GM,
Aave is printing ~$100M/year in real revenue and still trades like it’s 2021 DeFi.
I’ve been digging into @aave numbers again, and the market is still underpricing how real this business is.
Let’s be honest with data, not vibes.
– $AAVE is doing ~$100M+ annualized protocol revenue right now.
– That’s net revenue, after paying suppliers.
– Gross fees are already $1B+/year, meaning real demand, real usage.
Over the last 365 days:
– @aave: ~$123.5M revenue, 42.7% market share.
– @sparkdotfi: ~$96.7M, 33.4%.
– Everyone else is fighting for scraps, single-digit share each.
That means Aave alone is doing more revenue than the next 5-6 lending protocols combined.
What I find most interesting:
1️⃣ Revenue quality is strong
Most of it comes from lending interest, not one-off gimmicks.
Stablecoin utilization + $GHO growth are doing the heavy lifting.
GHO alone was already ~$14M annualized by end-2025.

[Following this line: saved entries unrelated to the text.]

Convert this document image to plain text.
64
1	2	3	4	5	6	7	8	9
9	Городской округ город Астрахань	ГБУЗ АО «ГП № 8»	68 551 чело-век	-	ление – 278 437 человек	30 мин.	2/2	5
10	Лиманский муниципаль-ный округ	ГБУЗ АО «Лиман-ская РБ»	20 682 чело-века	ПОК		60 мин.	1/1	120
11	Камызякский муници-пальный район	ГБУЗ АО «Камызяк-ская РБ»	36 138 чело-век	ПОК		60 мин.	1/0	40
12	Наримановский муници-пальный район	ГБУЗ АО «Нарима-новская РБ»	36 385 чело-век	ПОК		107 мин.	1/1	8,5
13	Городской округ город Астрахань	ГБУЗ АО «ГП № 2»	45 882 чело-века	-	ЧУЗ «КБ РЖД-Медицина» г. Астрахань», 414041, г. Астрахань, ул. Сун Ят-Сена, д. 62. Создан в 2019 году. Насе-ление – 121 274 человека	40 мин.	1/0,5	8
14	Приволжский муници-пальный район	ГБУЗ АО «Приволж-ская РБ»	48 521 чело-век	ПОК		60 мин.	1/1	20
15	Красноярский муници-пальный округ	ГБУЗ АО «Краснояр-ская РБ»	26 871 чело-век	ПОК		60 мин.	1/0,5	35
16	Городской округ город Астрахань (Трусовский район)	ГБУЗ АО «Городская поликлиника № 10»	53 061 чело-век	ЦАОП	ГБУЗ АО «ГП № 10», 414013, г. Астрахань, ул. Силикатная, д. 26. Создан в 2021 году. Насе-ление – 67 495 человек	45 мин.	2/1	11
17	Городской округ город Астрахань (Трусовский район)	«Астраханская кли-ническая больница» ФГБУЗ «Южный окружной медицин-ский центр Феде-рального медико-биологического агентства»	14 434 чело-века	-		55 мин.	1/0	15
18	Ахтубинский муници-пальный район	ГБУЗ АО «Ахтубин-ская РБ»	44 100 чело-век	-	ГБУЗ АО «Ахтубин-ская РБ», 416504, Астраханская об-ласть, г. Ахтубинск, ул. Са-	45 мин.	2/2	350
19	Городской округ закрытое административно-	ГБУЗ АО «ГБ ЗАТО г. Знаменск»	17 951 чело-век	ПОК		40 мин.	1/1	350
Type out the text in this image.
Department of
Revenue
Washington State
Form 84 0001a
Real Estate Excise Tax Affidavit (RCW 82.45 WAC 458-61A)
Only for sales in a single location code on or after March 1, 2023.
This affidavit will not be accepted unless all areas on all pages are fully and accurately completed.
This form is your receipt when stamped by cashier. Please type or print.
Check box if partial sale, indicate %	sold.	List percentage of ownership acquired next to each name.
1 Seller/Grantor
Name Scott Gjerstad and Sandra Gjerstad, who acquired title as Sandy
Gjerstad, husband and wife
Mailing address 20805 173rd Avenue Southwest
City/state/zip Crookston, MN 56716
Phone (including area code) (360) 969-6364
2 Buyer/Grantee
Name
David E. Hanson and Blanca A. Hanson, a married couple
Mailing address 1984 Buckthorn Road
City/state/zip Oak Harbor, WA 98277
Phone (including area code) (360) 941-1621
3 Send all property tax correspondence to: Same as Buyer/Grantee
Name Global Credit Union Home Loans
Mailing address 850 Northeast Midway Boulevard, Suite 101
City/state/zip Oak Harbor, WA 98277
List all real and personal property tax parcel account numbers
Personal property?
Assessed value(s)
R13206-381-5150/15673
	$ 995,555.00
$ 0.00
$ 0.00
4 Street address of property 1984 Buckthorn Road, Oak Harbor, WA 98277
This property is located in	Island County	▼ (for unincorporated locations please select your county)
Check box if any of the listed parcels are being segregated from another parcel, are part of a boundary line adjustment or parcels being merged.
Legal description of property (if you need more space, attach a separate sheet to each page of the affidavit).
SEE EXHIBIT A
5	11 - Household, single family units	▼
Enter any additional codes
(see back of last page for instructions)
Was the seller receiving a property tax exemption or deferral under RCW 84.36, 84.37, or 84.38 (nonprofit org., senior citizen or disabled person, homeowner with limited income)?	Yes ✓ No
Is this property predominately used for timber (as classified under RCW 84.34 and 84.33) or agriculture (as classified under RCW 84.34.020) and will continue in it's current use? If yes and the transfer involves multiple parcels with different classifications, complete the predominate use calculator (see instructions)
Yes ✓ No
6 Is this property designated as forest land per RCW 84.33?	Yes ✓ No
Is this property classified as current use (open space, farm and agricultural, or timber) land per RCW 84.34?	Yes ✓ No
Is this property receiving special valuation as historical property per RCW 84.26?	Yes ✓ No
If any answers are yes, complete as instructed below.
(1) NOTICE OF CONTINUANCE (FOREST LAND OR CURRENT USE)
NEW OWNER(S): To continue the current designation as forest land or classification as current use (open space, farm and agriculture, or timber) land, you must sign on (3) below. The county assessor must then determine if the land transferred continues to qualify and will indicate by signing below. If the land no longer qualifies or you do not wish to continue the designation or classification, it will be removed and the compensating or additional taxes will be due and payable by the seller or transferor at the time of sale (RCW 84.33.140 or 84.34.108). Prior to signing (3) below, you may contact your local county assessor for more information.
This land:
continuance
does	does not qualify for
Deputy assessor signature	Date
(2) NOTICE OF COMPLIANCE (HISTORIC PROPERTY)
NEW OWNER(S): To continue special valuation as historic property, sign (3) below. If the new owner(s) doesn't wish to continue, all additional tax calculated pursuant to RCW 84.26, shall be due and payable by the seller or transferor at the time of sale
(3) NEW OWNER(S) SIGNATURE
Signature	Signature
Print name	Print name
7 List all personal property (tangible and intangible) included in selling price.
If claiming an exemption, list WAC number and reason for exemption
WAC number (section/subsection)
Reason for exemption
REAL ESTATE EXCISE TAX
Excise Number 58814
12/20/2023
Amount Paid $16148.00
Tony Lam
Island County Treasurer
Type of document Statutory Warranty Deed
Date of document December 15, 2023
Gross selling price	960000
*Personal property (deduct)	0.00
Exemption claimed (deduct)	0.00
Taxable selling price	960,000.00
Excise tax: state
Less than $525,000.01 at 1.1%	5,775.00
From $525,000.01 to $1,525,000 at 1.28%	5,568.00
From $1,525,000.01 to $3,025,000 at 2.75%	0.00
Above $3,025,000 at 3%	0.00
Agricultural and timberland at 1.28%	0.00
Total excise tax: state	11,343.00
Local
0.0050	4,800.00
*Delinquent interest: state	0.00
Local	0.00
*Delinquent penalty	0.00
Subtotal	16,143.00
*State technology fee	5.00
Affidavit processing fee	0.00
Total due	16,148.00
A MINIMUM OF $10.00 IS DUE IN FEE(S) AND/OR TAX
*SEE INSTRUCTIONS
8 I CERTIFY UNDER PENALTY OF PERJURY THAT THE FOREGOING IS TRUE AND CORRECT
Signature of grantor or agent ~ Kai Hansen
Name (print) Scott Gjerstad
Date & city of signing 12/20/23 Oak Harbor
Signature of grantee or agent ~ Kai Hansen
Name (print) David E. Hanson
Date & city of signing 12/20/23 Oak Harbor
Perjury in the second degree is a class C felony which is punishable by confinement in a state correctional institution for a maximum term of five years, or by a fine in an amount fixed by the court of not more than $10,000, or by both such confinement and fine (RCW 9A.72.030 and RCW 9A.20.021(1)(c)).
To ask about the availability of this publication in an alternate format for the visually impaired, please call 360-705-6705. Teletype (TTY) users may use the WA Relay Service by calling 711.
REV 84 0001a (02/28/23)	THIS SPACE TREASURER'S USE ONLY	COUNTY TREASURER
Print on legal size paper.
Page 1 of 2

2️⃣ Multi-chain actually works
Ethereum still dominates, but Arbitrum, Base, Avalanche, Polygon all contribute.
This is not Ethereum only revenue anymore, it’s diversified cash flow.
3️⃣ Valuation looks conservative
Aave at ~20x MC / revenue for a protocol with:
– Market leadership.
– $50B+ deposits.
– Buyback program ~$50M/year approved.
4️⃣ Token holder alignment is improving
Safety Module yield + buybacks = real value capture, not just governance cosplay.
Treasury is still sitting on ~$150M, giving Aave long runway.
TBH, I see AAVE as onchain financial infra printing cash. The fundamentals like this usually matter, just later than CT expects.